The Tomb of Ligeia is a somewhat obscure title in the Corman/Price fimography–it's predecessor, The Masque of the Red Death (1964), feels much more famous–but in that sense it was the perfect selection for TRUE RANDOM. The Gods of True Random don't care about your feelings, or if you've seen the 'good' movies. This also marked the conclusion of "The Poe cycle." It's a film, and I watched it!

Judging this by modern horror standards isn't fair of course. It isn't scary or even really suspenseful. Our modern brains can't interact with this in the way it was intended when it was originally made and released. Imagine, if you will, a bunch of folks in the mid 60s who paid like 25¢ to get into the theater oohing and ahhing at this. Little did they know about the little red devil who would one day sneak up behind Patrick Wilson...


All that said, this is a perfectly enjoyable film if you can let yourself get into. Shot on location an actual British castle (Castle Acre Priory), it's quite magnificent to look at and Corman clearly has a knack for framing nice shots and crafting an interesting story. And as for that story, "interesting" doesn't necessarily have to equate to "makes sense." LOOSELY based on Poe's short story "Ligea," a fascinatingly dense piece with its own strange history, the movie is a fairly convoluted affair, albeit in the most well-intentioned and–again–intriguing way.

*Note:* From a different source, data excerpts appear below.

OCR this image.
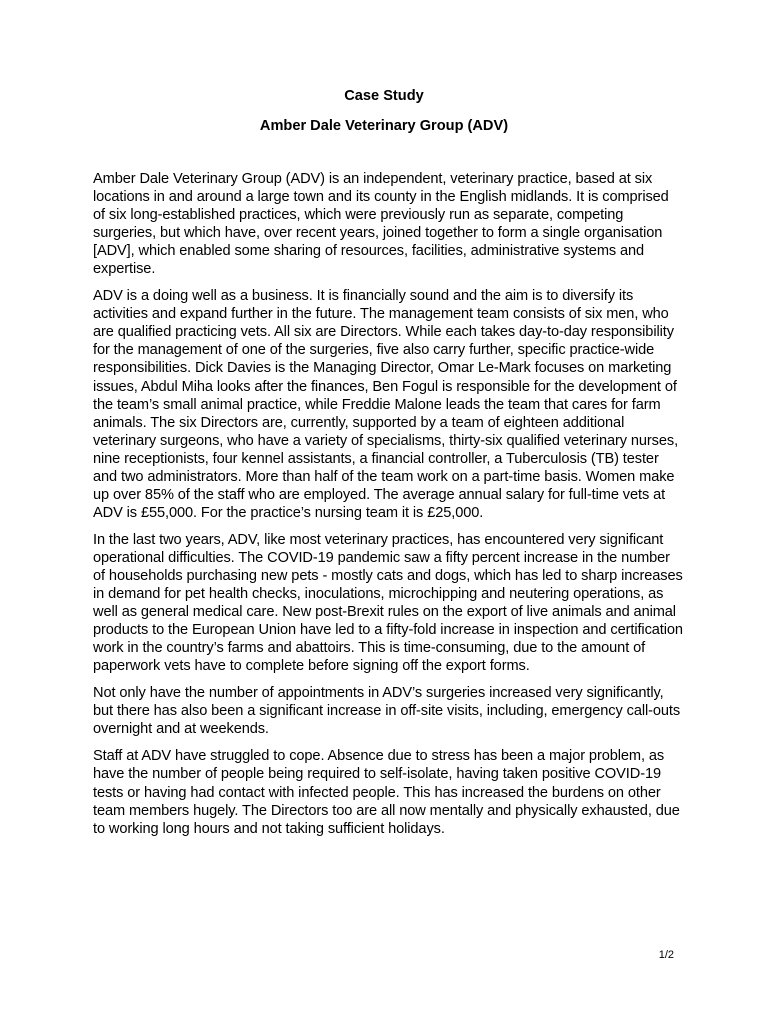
Case Study
Amber Dale Veterinary Group (ADV)

Amber Dale Veterinary Group (ADV) is an independent, veterinary practice, based at six locations in and around a large town and its county in the English midlands. It is comprised of six long-established practices, which were previously run as separate, competing surgeries, but which have, over recent years, joined together to form a single organisation [ADV], which enabled some sharing of resources, facilities, administrative systems and expertise.

ADV is a doing well as a business. It is financially sound and the aim is to diversify its activities and expand further in the future. The management team consists of six men, who are qualified practicing vets. All six are Directors. While each takes day-to-day responsibility for the management of one of the surgeries, five also carry further, specific practice-wide responsibilities. Dick Davies is the Managing Director, Omar Le-Mark focuses on marketing issues, Abdul Miha looks after the finances, Ben Fogul is responsible for the development of the team’s small animal practice, while Freddie Malone leads the team that cares for farm animals. The six Directors are, currently, supported by a team of eighteen additional veterinary surgeons, who have a variety of specialisms, thirty-six qualified veterinary nurses, nine receptionists, four kennel assistants, a financial controller, a Tuberculosis (TB) tester and two administrators. More than half of the team work on a part-time basis. Women make up over 85% of the staff who are employed. The average annual salary for full-time vets at ADV is £55,000. For the practice’s nursing team it is £25,000.

In the last two years, ADV, like most veterinary practices, has encountered very significant operational difficulties. The COVID-19 pandemic saw a fifty percent increase in the number of households purchasing new pets - mostly cats and dogs, which has led to sharp increases in demand for pet health checks, inoculations, microchipping and neutering operations, as well as general medical care. New post-Brexit rules on the export of live animals and animal products to the European Union have led to a fifty-fold increase in inspection and certification work in the country’s farms and abattoirs. This is time-consuming, due to the amount of paperwork vets have to complete before signing off the export forms.

Not only have the number of appointments in ADV’s surgeries increased very significantly, but there has also been a significant increase in off-site visits, including, emergency call-outs overnight and at weekends.

Staff at ADV have struggled to cope. Absence due to stress has been a major problem, as have the number of people being required to self-isolate, having taken positive COVID-19 tests or having had contact with infected people. This has increased the burdens on other team members hugely. The Directors too are all now mentally and physically exhausted, due to working long hours and not taking sufficient holidays.

1/2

From my notes on its ending (major SPOILERS, I suppose, although I can't see how this information would dissuade someone from watching this one way or the other 55 years after the fact):

Lol the ending of this so convoluted. No idea what's going on. ... H dumps the evil wife in the fire. Then good wife comes back as evil wife and he kills her only she then looks like good wife and the other dude carries her out of the tomb then evil wife comes back as a cat and fights him and they burn the whole place down and die in the fire (main guy, cat and bad wife... cat merged back into wife at very end) but only good wife doesn't die she hooks up with the other random dude. Got it.
Ultimately, this was an enjoyable watch for me. And it's peaked my interest as far as the Cormanverse is concerned. So be on the lookout for my ROGER CORMAN DIRECTOR FOCUS wherein I watch and rank every single movie he's either produced and/or directed. COMING NEVER.